Ma le fette di “ pastiera “  dei migranti non hanno il sapore dolce dell’ antichissimo dolce pasquale partenopeo. E né hanno il colore giallo-oro molto intenso del suo morbido ripieno, né il sapore e il profumo morbido della ricotta del grano bollito delle uova delle spezie e dei canditi, né il suo involucro di pasta frolla che racchiude il morbido ripieno ha il sapore croccante dei millefiori . Sono loro, i migranti, i “millefiori “ che molti hanno dimenticato. Sono loro, i migranti, i “millefiori “ che squarciano il velo del loro oblio che copre pudicamente le loro dimenticanze, la loro “ rimozione “ , la loro “ perdita di memoria “  della storia italiana delle migrazioni che uscendo, da uno scaffale di una vecchia libreria, dalle pagine polverose de “ Les Fleurs du mal “  di Charles Baudelare  illuminano la ferocia della loro perdita di memoria, della loro rimozione .

Hanno, i migranti, “ Lontananze ”  che si capiscono con gli occhi, si toccano con mano. E se, talvolta, il vino delle scatole di cartone da pochi spiccioli, – la “ droga dei poveri ” , – sale troppo alla testa si azzuffano fra di loro per futili motivi, per un’ amore, per una donna, per un pezzo di cartone dove sdraiarsi sopra in qualche posto di stramacchio, nascosto , furtivamente lontano da occhi indiscreti, per ripararsi dal sole dal freddo dal vento dalla pioggia.
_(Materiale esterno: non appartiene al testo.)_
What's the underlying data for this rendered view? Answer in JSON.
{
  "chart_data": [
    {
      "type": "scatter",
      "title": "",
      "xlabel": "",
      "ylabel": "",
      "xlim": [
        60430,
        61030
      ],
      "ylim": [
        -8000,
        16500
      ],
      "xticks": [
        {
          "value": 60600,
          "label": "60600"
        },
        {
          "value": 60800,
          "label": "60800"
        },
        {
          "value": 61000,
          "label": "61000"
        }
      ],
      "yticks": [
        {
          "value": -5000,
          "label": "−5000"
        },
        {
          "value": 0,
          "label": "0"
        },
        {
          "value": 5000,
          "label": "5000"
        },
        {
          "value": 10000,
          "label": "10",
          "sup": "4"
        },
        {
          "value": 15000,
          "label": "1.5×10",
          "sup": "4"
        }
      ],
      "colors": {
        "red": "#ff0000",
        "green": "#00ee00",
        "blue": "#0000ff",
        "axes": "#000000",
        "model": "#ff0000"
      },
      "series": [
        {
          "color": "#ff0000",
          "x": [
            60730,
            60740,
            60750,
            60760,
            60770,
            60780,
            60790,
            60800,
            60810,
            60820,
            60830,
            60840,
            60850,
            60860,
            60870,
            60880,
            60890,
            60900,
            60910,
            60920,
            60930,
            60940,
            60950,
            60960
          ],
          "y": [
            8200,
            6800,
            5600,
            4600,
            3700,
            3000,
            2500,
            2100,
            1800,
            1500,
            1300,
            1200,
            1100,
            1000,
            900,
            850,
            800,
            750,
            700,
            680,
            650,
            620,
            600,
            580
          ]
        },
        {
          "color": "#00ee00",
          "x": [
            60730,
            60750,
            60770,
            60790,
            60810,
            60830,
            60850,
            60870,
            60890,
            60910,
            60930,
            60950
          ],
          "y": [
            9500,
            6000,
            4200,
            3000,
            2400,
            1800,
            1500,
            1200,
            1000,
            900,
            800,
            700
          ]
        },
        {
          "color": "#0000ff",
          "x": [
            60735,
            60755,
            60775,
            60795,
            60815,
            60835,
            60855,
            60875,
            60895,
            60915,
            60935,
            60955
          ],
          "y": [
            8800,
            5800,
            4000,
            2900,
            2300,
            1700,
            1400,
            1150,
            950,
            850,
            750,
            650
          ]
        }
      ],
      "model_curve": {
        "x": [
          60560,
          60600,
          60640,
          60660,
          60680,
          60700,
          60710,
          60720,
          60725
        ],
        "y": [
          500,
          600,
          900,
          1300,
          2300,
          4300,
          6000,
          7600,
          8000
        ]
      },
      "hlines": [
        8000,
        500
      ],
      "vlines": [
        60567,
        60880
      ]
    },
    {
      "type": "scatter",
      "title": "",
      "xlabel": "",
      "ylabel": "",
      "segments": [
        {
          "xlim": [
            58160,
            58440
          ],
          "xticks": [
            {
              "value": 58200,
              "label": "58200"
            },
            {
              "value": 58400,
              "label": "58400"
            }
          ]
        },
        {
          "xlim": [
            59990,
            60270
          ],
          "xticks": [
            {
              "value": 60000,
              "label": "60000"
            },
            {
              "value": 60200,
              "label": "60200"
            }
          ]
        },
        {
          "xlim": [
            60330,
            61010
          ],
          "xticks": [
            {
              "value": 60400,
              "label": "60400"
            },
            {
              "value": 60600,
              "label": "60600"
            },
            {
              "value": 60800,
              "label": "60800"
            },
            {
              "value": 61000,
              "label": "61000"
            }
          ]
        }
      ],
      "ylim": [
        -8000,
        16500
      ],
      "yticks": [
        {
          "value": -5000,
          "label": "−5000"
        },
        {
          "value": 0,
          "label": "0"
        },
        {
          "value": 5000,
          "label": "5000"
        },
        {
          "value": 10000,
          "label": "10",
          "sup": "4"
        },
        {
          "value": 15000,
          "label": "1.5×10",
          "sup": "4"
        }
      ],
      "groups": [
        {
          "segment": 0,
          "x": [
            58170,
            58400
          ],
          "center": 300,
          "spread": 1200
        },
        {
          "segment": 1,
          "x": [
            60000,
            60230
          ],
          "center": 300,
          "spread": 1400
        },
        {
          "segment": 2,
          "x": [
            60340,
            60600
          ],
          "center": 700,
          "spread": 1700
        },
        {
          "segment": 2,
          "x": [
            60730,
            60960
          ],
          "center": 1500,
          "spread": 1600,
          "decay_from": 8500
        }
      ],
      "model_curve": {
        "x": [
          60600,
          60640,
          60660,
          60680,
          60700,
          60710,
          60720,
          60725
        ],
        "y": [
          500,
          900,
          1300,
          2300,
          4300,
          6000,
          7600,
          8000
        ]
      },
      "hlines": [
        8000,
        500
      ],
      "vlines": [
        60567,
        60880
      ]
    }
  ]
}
Nelle società del capitalismo contemporaneo e del liberismo mercatista, basta premere un dito sulla tastiera del telefonino per prenotare un biglietto per un comodo posto su di un treno o su un areo diretto a Barcellona, a Madrid, a Parigi, a Lione, a Vienna, a München . Il dito dei migranti si alza, invece, ad indicare una stella fissa . Una stella che illumina, per quanto strano possa sembrare, quei denti mal lavati, quei volti assonati e sorridenti, eppure sempre in cammino, che cercano un nuovo giorno per fame di conoscenza, di cibo e di libertà .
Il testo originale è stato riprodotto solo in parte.